O progresso científico permitiu a produção e a proliferação de armas de destruição em massa – nucleares, químicas e biológicas. O progresso técnico e industrial provocou um processo de deterioração da biosfera, e o círculo vicioso entre crescimento e degradação ambiental se amplia. A globalização do mercado econômico, sem regulamentação externa nem auto-regulamentação verdadeira, criou novas ilhas de riqueza, mas também zonas crescentes de miséria; ela provocou e vai continuar a provocar crises sucessivas, e sua expansão se dá sob a ameaça de um caos para o qual ela própria contribui em muito. Os avanços da ciência, da técnica, da indústria e da economia que vão levar a nave Terra adiante a partir de agora não são regulados nem pela política, nem pela ética. Assim, o que parecia dever assegurar o progresso certeiro traz consigo possibilidades de progresso futuro, é verdade, mas também gera e intensifica os perigos.

Os fenômenos acima citados são acompanhados por diversas regressões bárbaras. As guerras se multiplicam no planeta e, cada vez mais, são caracterizadas por seus componentes étnico-religiosos. A consciência cívica perde espaço em toda parte, e violências de diversos tipos corroem a sociedade. A criminalidade mafiosa tornou-se planetária. A lei da vingança toma o lugar da lei da Justiça, arrogando-se o papel da verdadeira justiça.

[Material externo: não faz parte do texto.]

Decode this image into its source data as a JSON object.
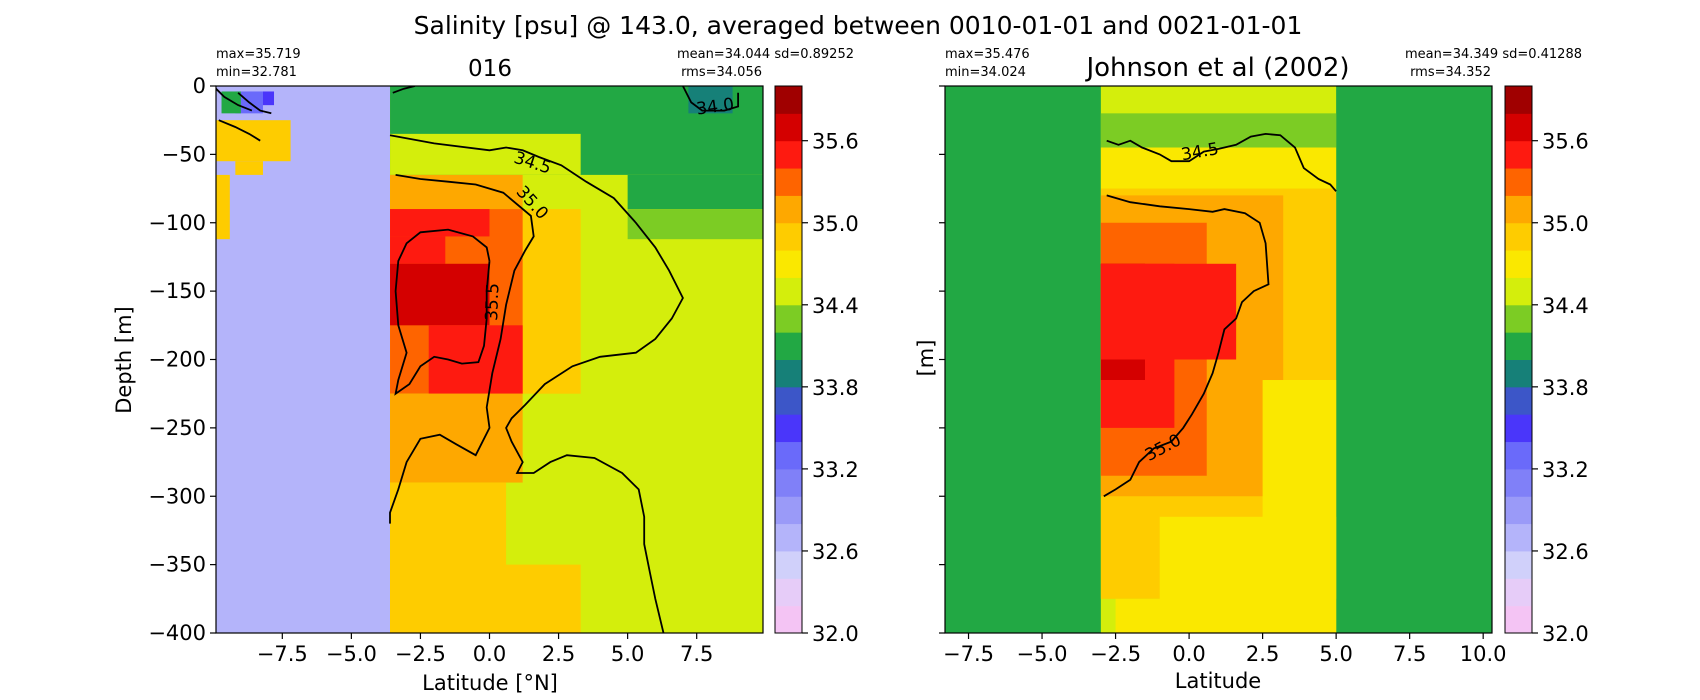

As concepções maniqueístas dominam os espíritos, fazendo-se passar por racionalidade. Os loucos de Deus e os loucos pelo ouro agem sem freios. Existe uma conexão entre as duas loucuras: a globalização econômica favorece o financiamento do terrorismo, que busca desferir um golpe mortal contra a mesma globalização. Nessa área, como em outras, a barbárie odiosa vinda dos confins dos tempos históricos se soma à barbárie anônima e gelada própria de nossa civilização.

As comunicações se multiplicam no planeta, mas a falta de entendimento aumenta. As sociedades são cada vez mais interdependentes, mas estão cada vez mais dispostas a se destruir mutuamente.

A ocidentalização toma conta do mundo, mas provoca reações de encerramento em torno de identidades étnicas, religiosas e nacionais. As certezas irracionais voltam a provocar desentendimentos, mas a racionalidade abstrata, calculadora, “economística”, administradora e tecnocrata é incapaz, também ela, de compreender os problemas em suas dimensões humanas e planetárias. Os espíritos abstratos enxergam a cegueira dos fanáticos, mas não sua própria cegueira. As duas cegueiras, a da irracionalidade concreta e da racionalidade abstrata, se unem para lançar uma sombra escura sobre o novo século nascente. Já chamei a atenção, há muito tempo, para o fato de que o Oriente Médio se encontra no centro de uma zona sísmica planetária onde se confrontam as religiões entre elas, as religiões e o espírito profano, o Oriente e o Ocidente, o Norte e o Sul, países pobres e países ricos. O conflito israelo-palestino, no coração dessa zona sísmica, constitui, ele próprio, uma espécie de câncer cuja metástase corre o risco de se espalhar pelo planeta.